Compounding the impact of price controls are equally stringent restrictions on foreign currency. As Chávez's domestic policies crippled purchasing power and caused inflation to skyrocket, businesses turned to foreign reserve currencies, like U.S. dollars, to remain viable. But the Venezuelan government severely limits the supply of dollars, depreciating the value of private currency reserves and preventing companies from importing the goods that Venezuelans need. It typically takes between 180 and 250 days for foreign currency to be delivered, putting an additional strain on the balance sheets of both Venezuelan businesses and private citizens.
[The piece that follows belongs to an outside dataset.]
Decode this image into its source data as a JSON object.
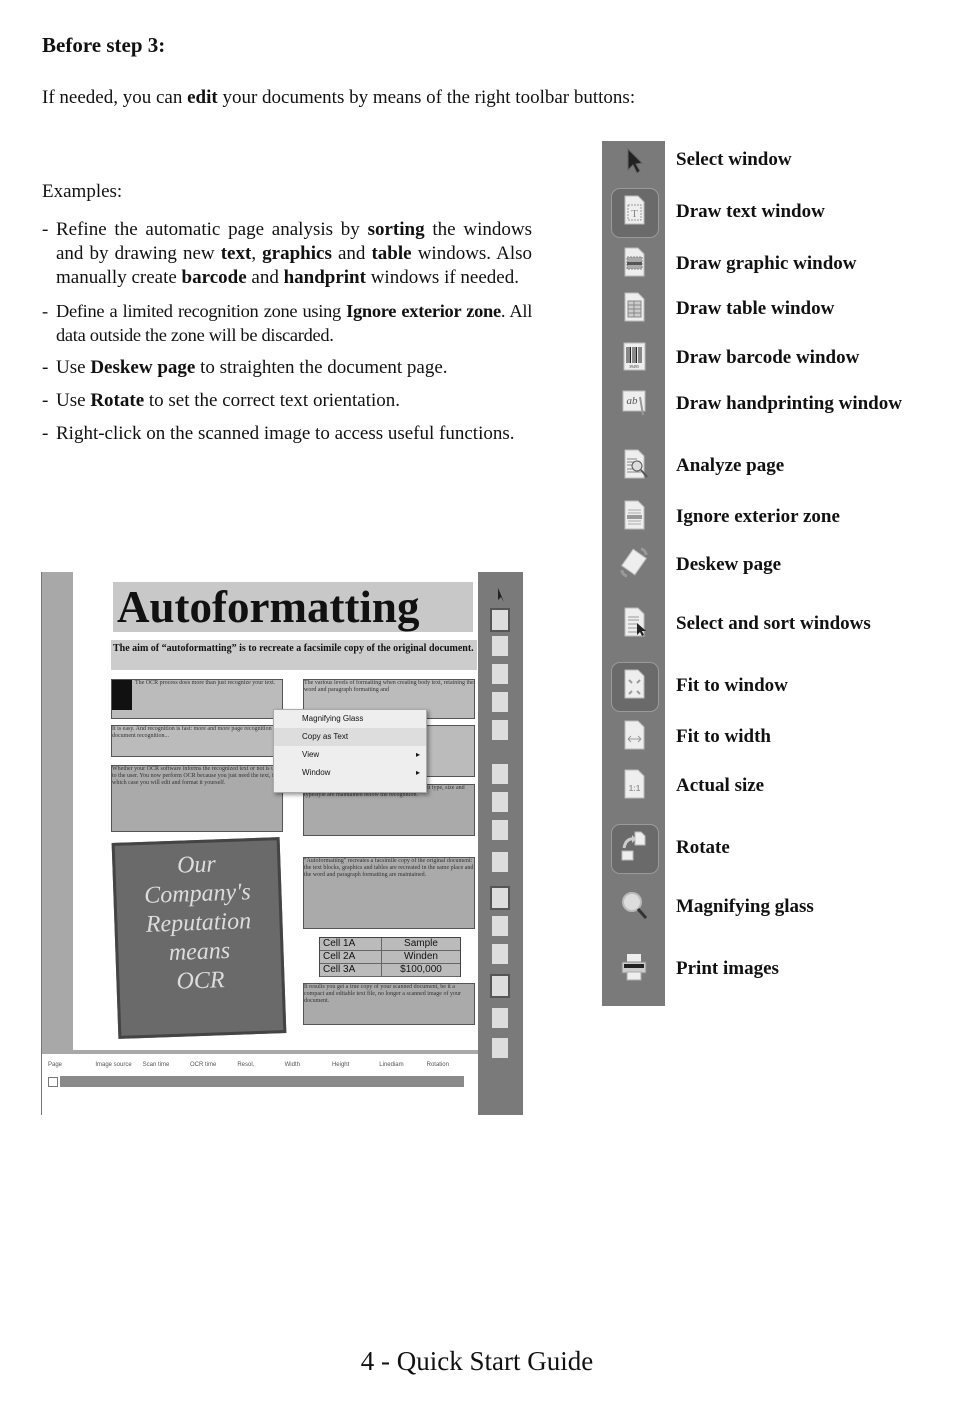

Add in the effects of a recent labor law, which forbids employers from laying off any worker who does not agree to resign, and the situation for business in Venezuela is indeed bleak. Chávez has succeeded in marginalizing the free market in Venezuela. The socialist utopia that he promised would follow, however, has failed to materialize.
Even as the rest of the world slowly emerged from the global recession of 2008, Venezuela's economy decelerated. Unemployment tops eight percent (even after counting informal workers such as street venders). Inflation, currently at 22 percent, has soared. Venezuela sits atop the world's largest proven oil reserves, yet the state-owned oil company PDVSA continually operates under capacity and in the red. An election-year spending binge has left the government drowning in debt, and without adequate resources to update Venezuela's crumbling infrastructure.
In a tacit acknowledgement of its own failure, the government recently announced that it would devalue Venezuela's national currency, the Bolivar, by nearly a third. After hearing the news, regular citizens raced to the streets to purchase anything they could find before the devaluation crippled their purchasing power still further. Private businesses quickly did the numbers as well, predicting even more losses in 2013. For example, Colgate-Palmolive expects an after-tax loss of approximately $120 million, while Halliburton anticipates a $30 million related charge.
The government announced the devaluation without warning, clearly hoping it would go unnoticed by a nation still fixated upon their president's illness. Try as they may to scapegoat the private sector, the fact remains that this is precisely the society that the revolutionaries betted on. Their top lieutenants can no more ignore the consequences of their own actions than wish their ailing president back to health.
Recent reports indicate that Chávez has now returned to Venezuela, where his condition has not improved. No one knows for sure what will become of Chávez. His country, however, stands at a crossroads. And the eyes of the world will be watching.